A discovery panel of 222 Caucasian keratoconus patients and 3324 controls was genotyped using the Illumina 370K beadchip. Selected SNPs identified by GWAS at p<=0.05 significance level (n=1189) were further genotyped in an independent replication case-control panel of 304 cases and 518 controls. 612 SNPs with low linkage disequilibrium (r2<0.2) were selected for the polygenic analysis. Genetic scores were generated for each individual in the replication panel, accounting for multiple SNPs based on the significant thresholds using the original score weighting from GWAS discovery data (implemented in PLINK). Association between these scores and keratoconus was tested by the logistic regression model. The keratoconus variance explained by the score was estimated by the Nagelkerke pseudo R-squared.
We scored SNPs identified in the GWAS discovery set based on four thresholds of significance: p<10-4 (n=2), p<10-3 (n=41), p<0.01 (n=279), and p<=0.05 (n=612). We next tested these GWAS-derived scores for potential association with keratoconus risk in the independent subjects from the replication cohort.
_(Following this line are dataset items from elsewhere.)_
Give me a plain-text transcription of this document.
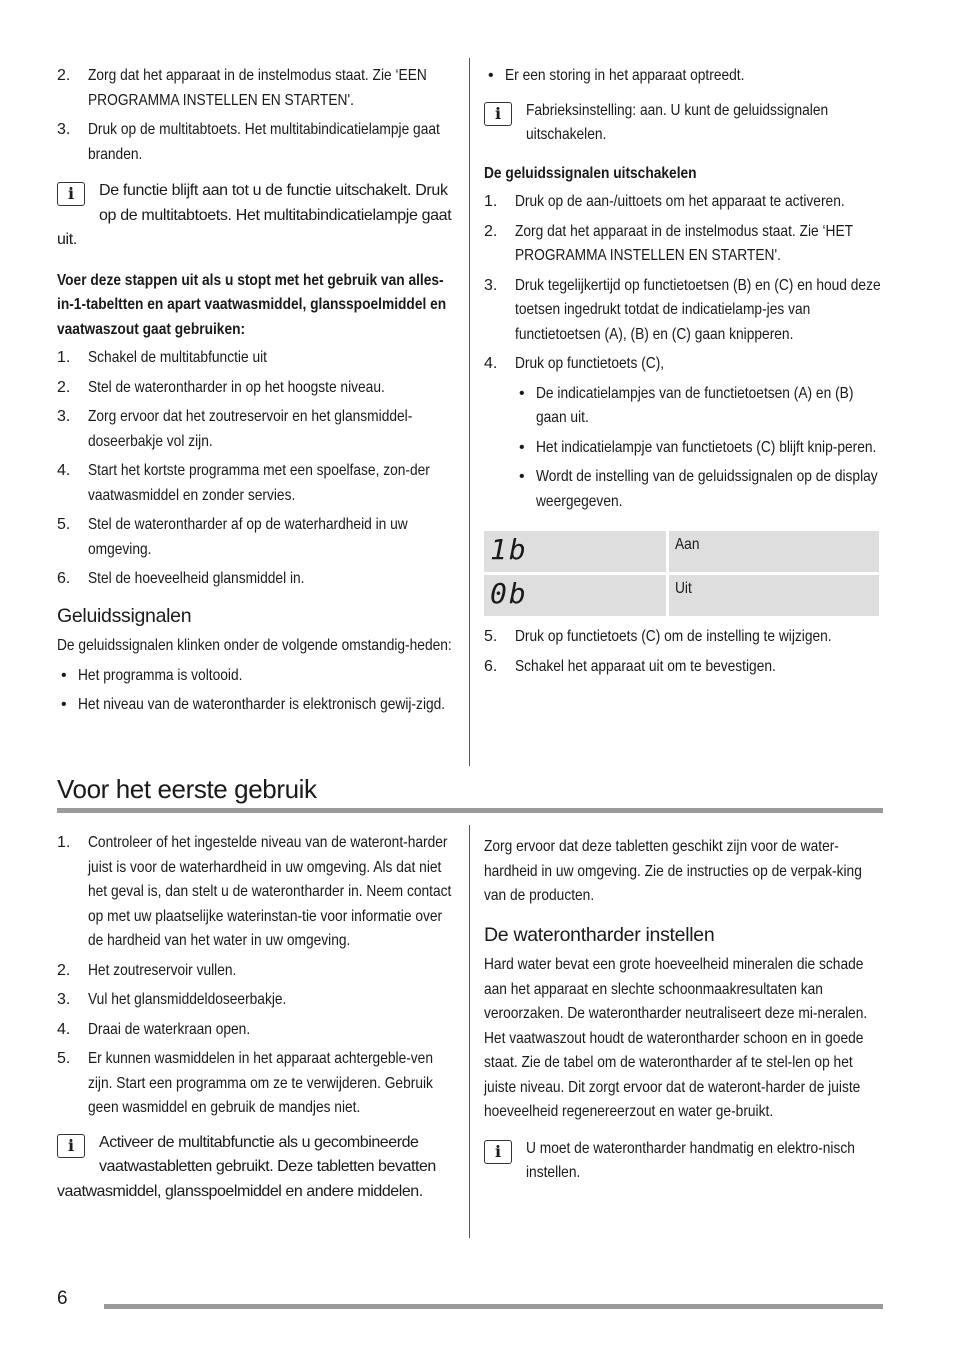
2. Zorg dat het apparaat in de instelmodus staat. Zie ‘EEN PROGRAMMA INSTELLEN EN STARTEN'.

3. Druk op de multitabtoets. Het multitabindicatielampje gaat branden.

i	De functie blijft aan tot u de functie uitschakelt. Druk op de multitabtoets. Het multitabindicatielampje gaat uit.

Voer deze stappen uit als u stopt met het gebruik van alles-in-1-tabeltten en apart vaatwasmiddel, glansspoelmiddel en vaatwaszout gaat gebruiken:

1. Schakel de multitabfunctie uit

2. Stel de waterontharder in op het hoogste niveau.

3. Zorg ervoor dat het zoutreservoir en het glansmiddel-doseerbakje vol zijn.

4. Start het kortste programma met een spoelfase, zon-der vaatwasmiddel en zonder servies.

5. Stel de waterontharder af op de waterhardheid in uw omgeving.

6. Stel de hoeveelheid glansmiddel in.

Geluidssignalen

De geluidssignalen klinken onder de volgende omstandig-heden:

• Het programma is voltooid.

• Het niveau van de waterontharder is elektronisch gewij-zigd.

• Er een storing in het apparaat optreedt.

i	Fabrieksinstelling: aan. U kunt de geluidssignalen uitschakelen.

De geluidssignalen uitschakelen

1. Druk op de aan-/uittoets om het apparaat te activeren.

2. Zorg dat het apparaat in de instelmodus staat. Zie ‘HET PROGRAMMA INSTELLEN EN STARTEN'.

3. Druk tegelijkertijd op functietoetsen (B) en (C) en houd deze toetsen ingedrukt totdat de indicatielamp-jes van functietoetsen (A), (B) en (C) gaan knipperen.

4. Druk op functietoets (C),

• De indicatielampjes van de functietoetsen (A) en (B) gaan uit.

• Het indicatielampje van functietoets (C) blijft knip-peren.

• Wordt de instelling van de geluidssignalen op de display weergegeven.

1b	Aan

0b	Uit
5. Druk op functietoets (C) om de instelling te wijzigen.

6. Schakel het apparaat uit om te bevestigen.

Voor het eerste gebruik
1. Controleer of het ingestelde niveau van de wateront-harder juist is voor de waterhardheid in uw omgeving. Als dat niet het geval is, dan stelt u de waterontharder in. Neem contact op met uw plaatselijke waterinstan-tie voor informatie over de hardheid van het water in uw omgeving.

2. Het zoutreservoir vullen.

3. Vul het glansmiddeldoseerbakje.

4. Draai de waterkraan open.

5. Er kunnen wasmiddelen in het apparaat achtergeble-ven zijn. Start een programma om ze te verwijderen. Gebruik geen wasmiddel en gebruik de mandjes niet.

i	Activeer de multitabfunctie als u gecombineerde vaatwastabletten gebruikt. Deze tabletten bevatten vaatwasmiddel, glansspoelmiddel en andere middelen.

Zorg ervoor dat deze tabletten geschikt zijn voor de water-hardheid in uw omgeving. Zie de instructies op de verpak-king van de producten.

De waterontharder instellen

Hard water bevat een grote hoeveelheid mineralen die schade aan het apparaat en slechte schoonmaakresultaten kan veroorzaken. De waterontharder neutraliseert deze mi-neralen.

Het vaatwaszout houdt de waterontharder schoon en in goede staat. Zie de tabel om de waterontharder af te stel-len op het juiste niveau. Dit zorgt ervoor dat de wateront-harder de juiste hoeveelheid regenereerzout en water ge-bruikt.

i	U moet de waterontharder handmatig en elektro-nisch instellen.

6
As expected, we observed more significant association with keratoconus when including more SNPs. The explained phenotypic variance (r2) estimated by the score increased consistently with more alleles included in the model: 1.3%, 2.6%, 6.7%, and 7.1% for each threshold above, respectively (p=0.08, 1×10-6, 6×10-10, 2×10-10, respectively). Two of the polygenic scores reached Bonferroni corrected genome-wide significance of p<2.5×10-8, thus confirming the appropriateness of the modeling strategy. Thus, a genetic score, which accounted for a subset of GWAS SNPs with significance level of <=0.05, could explain at least 7% of phenotypic variance of keratoconus.
Using a polygenic model, we identified strong evidence that risk of keratoconus is well explained by hundreds of common alleles with small effect.